The Punch reports that the ‘fight’ occurred at Vanguard’s Economic Discourse in Lagos on Friday, March 10 after Prof. Charles Soludo delivered a keynote address titled ‘The hard facts to rescue the Nigerian economy’, highlighting some of the failures of the President Muhammadu Buhari-led government, particularly in terms of fiscal and monetary policies.
But during the panel session, the minister of solid minerals development Dr. Kayode Fayemi defended the government and Oshiomhole accused Soludo of wrongly allocating millions of dollars to two new generation banks shortly before the naira was devalued.
He said: “I got some intelligence from my comrades who worked in the system and we found out that the CBN under Soludo had just allocated couple of millions of dollars to two, as they were then known, new generation banks.
“And I asked Prof (Soludo), if you were going to devalue by Friday, why did you auction dollar at a lower rate on Thursday? I accused Soludo, I said you have enriched these two young men to the tune of N8bn, courtesy of your internal abuse.
“When the regulator behaved in this manner, then the Nigerian condition is much more serious than we can appreciate it. We need to deal with issues of attitude.”

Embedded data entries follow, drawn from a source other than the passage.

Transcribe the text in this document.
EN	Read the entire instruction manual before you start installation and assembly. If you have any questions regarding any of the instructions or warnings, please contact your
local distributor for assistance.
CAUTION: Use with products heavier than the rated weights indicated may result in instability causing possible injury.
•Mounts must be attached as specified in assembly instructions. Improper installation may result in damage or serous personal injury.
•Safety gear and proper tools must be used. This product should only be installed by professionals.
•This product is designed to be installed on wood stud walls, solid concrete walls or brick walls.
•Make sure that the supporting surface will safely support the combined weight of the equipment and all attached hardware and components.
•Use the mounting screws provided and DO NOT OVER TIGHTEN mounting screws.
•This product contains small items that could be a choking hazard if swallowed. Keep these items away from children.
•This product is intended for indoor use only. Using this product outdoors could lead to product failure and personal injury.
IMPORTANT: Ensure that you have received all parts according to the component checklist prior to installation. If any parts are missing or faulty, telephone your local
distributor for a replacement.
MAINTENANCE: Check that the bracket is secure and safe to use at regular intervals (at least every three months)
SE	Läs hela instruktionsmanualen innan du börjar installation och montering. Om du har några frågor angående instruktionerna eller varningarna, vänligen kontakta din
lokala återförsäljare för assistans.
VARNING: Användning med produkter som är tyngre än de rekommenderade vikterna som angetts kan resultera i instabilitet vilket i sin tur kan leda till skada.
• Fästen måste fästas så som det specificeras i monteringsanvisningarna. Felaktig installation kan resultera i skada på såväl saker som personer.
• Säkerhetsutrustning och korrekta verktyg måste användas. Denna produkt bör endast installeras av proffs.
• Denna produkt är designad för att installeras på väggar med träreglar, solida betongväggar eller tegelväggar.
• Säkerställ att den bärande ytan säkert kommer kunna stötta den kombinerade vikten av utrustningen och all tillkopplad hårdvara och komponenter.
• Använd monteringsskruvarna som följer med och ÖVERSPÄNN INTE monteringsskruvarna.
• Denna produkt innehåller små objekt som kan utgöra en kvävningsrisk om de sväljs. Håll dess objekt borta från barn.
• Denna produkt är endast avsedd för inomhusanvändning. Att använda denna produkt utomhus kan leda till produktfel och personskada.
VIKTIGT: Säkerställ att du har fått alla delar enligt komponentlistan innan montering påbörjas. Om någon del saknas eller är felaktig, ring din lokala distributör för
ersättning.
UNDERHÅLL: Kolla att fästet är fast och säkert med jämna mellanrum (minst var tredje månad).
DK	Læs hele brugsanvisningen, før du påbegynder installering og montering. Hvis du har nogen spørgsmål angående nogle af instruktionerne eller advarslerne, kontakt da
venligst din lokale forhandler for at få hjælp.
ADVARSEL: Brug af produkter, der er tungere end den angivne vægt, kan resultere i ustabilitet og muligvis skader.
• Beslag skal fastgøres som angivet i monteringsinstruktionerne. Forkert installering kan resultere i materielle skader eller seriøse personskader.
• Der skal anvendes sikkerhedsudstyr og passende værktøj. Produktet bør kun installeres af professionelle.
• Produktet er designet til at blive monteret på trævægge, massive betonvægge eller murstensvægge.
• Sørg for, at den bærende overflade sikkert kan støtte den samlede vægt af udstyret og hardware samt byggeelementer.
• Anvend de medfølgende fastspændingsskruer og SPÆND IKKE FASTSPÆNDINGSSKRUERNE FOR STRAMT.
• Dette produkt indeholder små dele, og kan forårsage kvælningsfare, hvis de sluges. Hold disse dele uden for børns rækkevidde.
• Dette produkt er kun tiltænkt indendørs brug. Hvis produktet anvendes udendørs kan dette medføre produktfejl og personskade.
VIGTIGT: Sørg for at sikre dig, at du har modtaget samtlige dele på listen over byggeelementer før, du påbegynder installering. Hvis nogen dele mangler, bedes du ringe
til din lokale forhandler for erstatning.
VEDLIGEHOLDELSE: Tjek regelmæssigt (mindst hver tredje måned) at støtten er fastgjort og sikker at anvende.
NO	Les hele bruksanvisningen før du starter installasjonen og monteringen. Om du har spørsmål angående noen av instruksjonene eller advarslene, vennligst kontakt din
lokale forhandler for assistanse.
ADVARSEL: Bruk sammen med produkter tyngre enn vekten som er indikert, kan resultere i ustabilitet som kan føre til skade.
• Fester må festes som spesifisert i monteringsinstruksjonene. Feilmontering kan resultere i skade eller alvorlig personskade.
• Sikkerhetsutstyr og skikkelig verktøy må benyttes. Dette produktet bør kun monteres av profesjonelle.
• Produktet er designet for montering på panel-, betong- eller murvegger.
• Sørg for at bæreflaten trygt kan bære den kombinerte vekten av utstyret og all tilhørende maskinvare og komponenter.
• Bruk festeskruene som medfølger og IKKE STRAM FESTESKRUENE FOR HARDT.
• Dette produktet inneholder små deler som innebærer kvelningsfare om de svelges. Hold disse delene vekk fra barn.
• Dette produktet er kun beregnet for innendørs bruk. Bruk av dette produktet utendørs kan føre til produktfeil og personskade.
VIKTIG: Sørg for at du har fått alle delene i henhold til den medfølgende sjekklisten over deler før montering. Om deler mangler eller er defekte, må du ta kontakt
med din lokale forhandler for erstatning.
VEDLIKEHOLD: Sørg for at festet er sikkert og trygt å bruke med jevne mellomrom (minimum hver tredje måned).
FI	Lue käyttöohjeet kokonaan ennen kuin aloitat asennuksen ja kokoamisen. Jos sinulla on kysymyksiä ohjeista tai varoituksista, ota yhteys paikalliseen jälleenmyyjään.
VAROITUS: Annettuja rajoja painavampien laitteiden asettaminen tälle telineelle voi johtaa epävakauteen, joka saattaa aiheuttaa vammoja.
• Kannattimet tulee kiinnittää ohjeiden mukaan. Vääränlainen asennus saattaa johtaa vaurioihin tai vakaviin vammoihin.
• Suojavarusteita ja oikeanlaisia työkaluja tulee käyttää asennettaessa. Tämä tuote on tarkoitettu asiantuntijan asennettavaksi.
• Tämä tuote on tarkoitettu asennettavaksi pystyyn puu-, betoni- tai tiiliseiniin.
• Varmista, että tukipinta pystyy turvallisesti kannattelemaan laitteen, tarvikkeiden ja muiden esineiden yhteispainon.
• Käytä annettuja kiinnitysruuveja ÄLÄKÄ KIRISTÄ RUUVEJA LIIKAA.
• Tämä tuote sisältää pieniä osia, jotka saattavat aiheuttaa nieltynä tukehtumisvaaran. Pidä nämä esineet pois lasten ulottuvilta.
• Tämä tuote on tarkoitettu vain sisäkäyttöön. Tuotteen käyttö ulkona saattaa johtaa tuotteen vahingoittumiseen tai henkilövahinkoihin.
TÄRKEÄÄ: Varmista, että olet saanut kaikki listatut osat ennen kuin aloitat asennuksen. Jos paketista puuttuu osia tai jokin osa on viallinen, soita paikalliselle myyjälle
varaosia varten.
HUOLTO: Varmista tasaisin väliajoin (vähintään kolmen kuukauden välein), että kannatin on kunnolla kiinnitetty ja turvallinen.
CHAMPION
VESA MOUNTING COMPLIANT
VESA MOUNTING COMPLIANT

Soludo fired back to the amazement of the audience, saying some people tend to change the subject when they did not have an answer.

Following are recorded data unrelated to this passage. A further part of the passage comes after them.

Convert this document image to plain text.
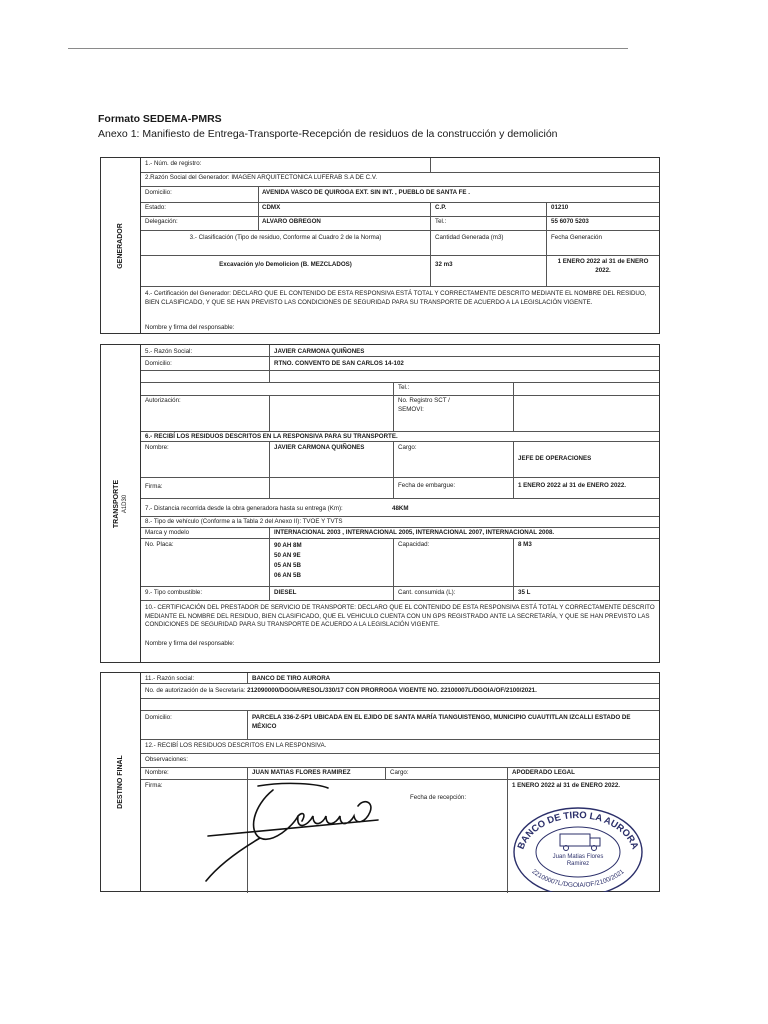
Formato SEDEMA-PMRS
Anexo 1: Manifiesto de Entrega-Transporte-Recepción de residuos de la construcción y demolición
GENERADOR
1.- Núm. de registro:
2.Razón Social del Generador: IMAGEN ARQUITECTONICA LUFERAB S.A DE C.V.
Domicilio:	AVENIDA VASCO DE QUIROGA EXT. SIN INT. , PUEBLO DE SANTA FE .
Estado:	CDMX	C.P.	01210
Delegación:	ALVARO OBREGON	Tel.:	55 6070 5203
3.- Clasificación (Tipo de residuo, Conforme al Cuadro 2 de la Norma)	Cantidad Generada (m3)	Fecha Generación
Excavación y/o Demolicion (B. MEZCLADOS)	32 m3	1 ENERO 2022 al 31 de ENERO 2022.
4.- Certificación del Generador: DECLARO QUE EL CONTENIDO DE ESTA RESPONSIVA ESTÁ TOTAL Y CORRECTAMENTE DESCRITO MEDIANTE EL NOMBRE DEL RESIDUO, BIEN CLASIFICADO, Y QUE SE HAN PREVISTO LAS CONDICIONES DE SEGURIDAD PARA SU TRANSPORTE DE ACUERDO A LA LEGISLACIÓN VIGENTE.
Nombre y firma del responsable:
TRANSPORTE A1D30
5.- Razón Social:	JAVIER CARMONA QUIÑONES
Domicilio:	RTNO. CONVENTO DE SAN CARLOS 14-102
Tel.:
Autorización:	No. Registro SCT / SEMOVI:
6.- RECIBÍ LOS RESIDUOS DESCRITOS EN LA RESPONSIVA PARA SU TRANSPORTE.
Nombre:	JAVIER CARMONA QUIÑONES	Cargo:
JEFE DE OPERACIONES
Firma:	Fecha de embargue:	1 ENERO 2022 al 31 de ENERO 2022.
7.- Distancia recorrida desde la obra generadora hasta su entrega (Km):	48KM
8.- Tipo de vehículo (Conforme a la Tabla 2 del Anexo II): TVOE Y TVTS
Marca y modelo	INTERNACIONAL 2003 , INTERNACIONAL 2005, INTERNACIONAL 2007, INTERNACIONAL 2008.
No. Placa:	90 AH 8M
50 AN 9E
05 AN 5B
06 AN 5B
Capacidad:	8 M3
9.- Tipo combustible:	DIESEL	Cant. consumida (L):	35 L
10.- CERTIFICACIÓN DEL PRESTADOR DE SERVICIO DE TRANSPORTE: DECLARO QUE EL CONTENIDO DE ESTA RESPONSIVA ESTÁ TOTAL Y CORRECTAMENTE DESCRITO MEDIANTE EL NOMBRE DEL RESIDUO, BIEN CLASIFICADO, QUE EL VEHICULO CUENTA CON UN GPS REGISTRADO ANTE LA SECRETARÍA, Y QUE SE HAN PREVISTO LAS CONDICIONES DE SEGURIDAD PARA SU TRANSPORTE DE ACUERDO A LA LEGISLACIÓN VIGENTE.
Nombre y firma del responsable:
DESTINO FINAL
11.- Razón social:	BANCO DE TIRO AURORA
No. de autorización de la Secretaría: 212090000/DGOIA/RESOL/330/17 CON PRORROGA VIGENTE NO. 22100007L/DGOIA/OF/2100/2021.
Domicilio:	PARCELA 336-Z-5P1 UBICADA EN EL EJIDO DE SANTA MARÍA TIANGUISTENGO, MUNICIPIO CUAUTITLAN IZCALLI ESTADO DE MÉXICO
12.- RECIBÍ LOS RESIDUOS DESCRITOS EN LA RESPONSIVA.
Observaciones:
Nombre:	JUAN MATIAS FLORES RAMIREZ	Cargo:	APODERADO LEGAL
Firma:
Fecha de recepción:
1 ENERO 2022 al 31 de ENERO 2022.
BANCO DE TIRO LA AURORA
Juan Matias Flores
Ramirez
22100007L/DGOIA/OF/2100/2021
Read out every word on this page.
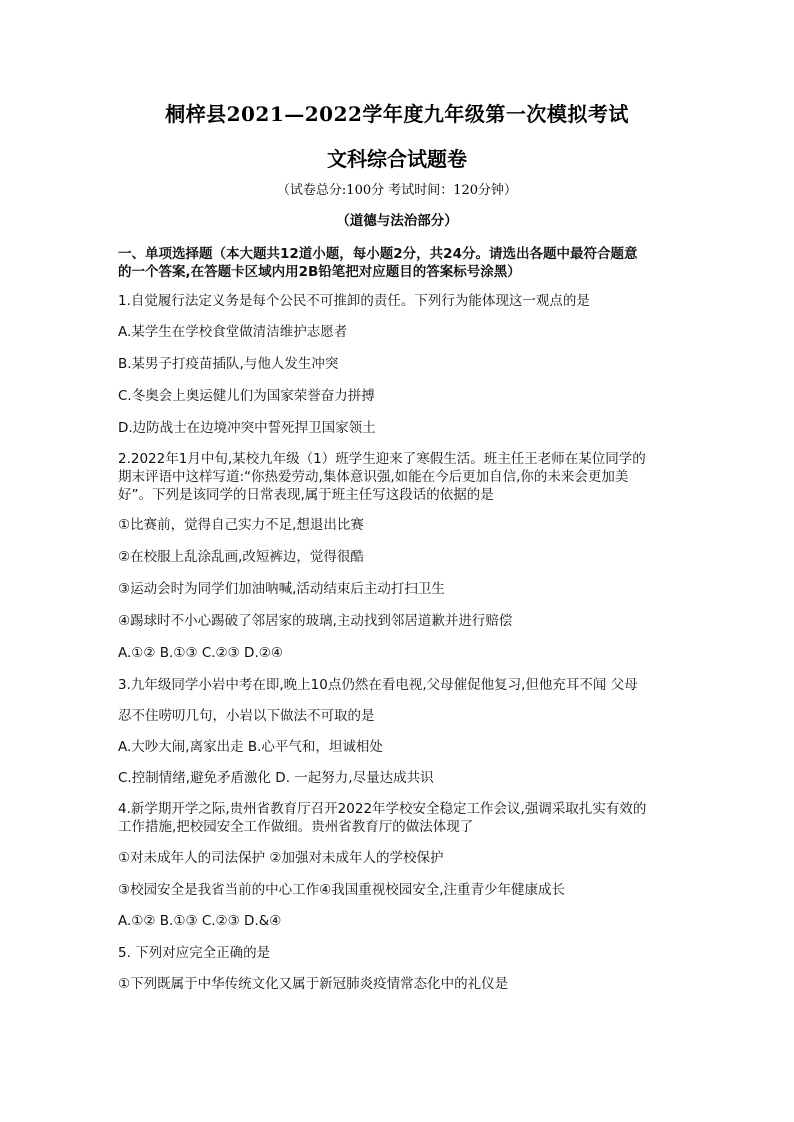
桐梓县2021—2022学年度九年级第一次模拟考试
文科综合试题卷
（试卷总分:100分 考试时间：120分钟）
（道德与法治部分）
一、单项选择题（本大题共12道小题，每小题2分，共24分。请选出各题中最符合题意
的一个答案,在答题卡区域内用2B铅笔把对应题目的答案标号涂黑）
1.自觉履行法定义务是每个公民不可推卸的责任。下列行为能体现这一观点的是
A.某学生在学校食堂做清洁维护志愿者
B.某男子打疫苗插队,与他人发生冲突
C.冬奥会上奥运健儿们为国家荣誉奋力拼搏
D.边防战士在边境冲突中誓死捍卫国家领土
2.2022年1月中旬,某校九年级（1）班学生迎来了寒假生活。班主任王老师在某位同学的
期末评语中这样写道:“你热爱劳动,集体意识强,如能在今后更加自信,你的未来会更加美
好”。下列是该同学的日常表现,属于班主任写这段话的依据的是
①比赛前，觉得自己实力不足,想退出比赛
②在校服上乱涂乱画,改短裤边，觉得很酷
③运动会时为同学们加油呐喊,活动结束后主动打扫卫生
④踢球时不小心踢破了邻居家的玻璃,主动找到邻居道歉并进行赔偿
A.①② B.①③ C.②③ D.②④
3.九年级同学小岩中考在即,晚上10点仍然在看电视,父母催促他复习,但他充耳不闻 父母
忍不住唠叨几句，小岩以下做法不可取的是
A.大吵大闹,离家出走 B.心平气和，坦诚相处
C.控制情绪,避免矛盾激化 D. 一起努力,尽量达成共识
4.新学期开学之际,贵州省教育厅召开2022年学校安全稳定工作会议,强调采取扎实有效的
工作措施,把校园安全工作做细。贵州省教育厅的做法体现了
①对未成年人的司法保护 ②加强对未成年人的学校保护
③校园安全是我省当前的中心工作④我国重视校园安全,注重青少年健康成长
A.①② B.①③ C.②③ D.&④
5. 下列对应完全正确的是
①下列既属于中华传统文化又属于新冠肺炎疫情常态化中的礼仪是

“This debate has only begun. Adams made the point about exchange rate and exchange allocation to two banks. I want to say for the record that Adams Oshiomhole has lied. I didn’t say he misquoted anything; he has lied,” Soludo said.
He added: “Every bid produced a different exchange rate and there were different winners at every bid. We didn’t do devaluation as the case may be; we had the currency depreciating as the market determined day to day. With all due respect, I think if you (Oshiomole) don’t know what to say, sir, just don’t get into this kind of personal allegation.
“Whose plan is it? Ownership will determine whether the plan is just a public relations document or whether it will be implemented. To what extent is the plan consistent with the APC manifesto, which promised a conscious plan for post-oil economy and to restructure the country and devolve power to units with the best practices of federalism? Is this plan that plan?”
PAY ATTENTION: Get the latest news on NAIJ.com News App
He continued: “The plan envisages to continue the practice of the past government of borrowing to finance recurrent expenditure. Up until 2018, recurrent expenditure will continue to exceed total revenue. The deficit will continue to exceed capital budget, meaning that capital expenditure will continue to be borrowed, as done by the last government. So, what has changed?” he queried.
“The plan as packaged is a good effort, but in terms of our expectations as a plan for transition to a post-oil economy as promised by the APC, it is a missed opportunity.
“I am willing to bet that not much will happen in terms of the structure of the economy or the structure of fiscal and export revenue at the end of the plan.”
Soludo has been a top critic of the President Muhammadu Buhari-led administration’s economic policies which he says are too simple to save the country from the present recession it is in.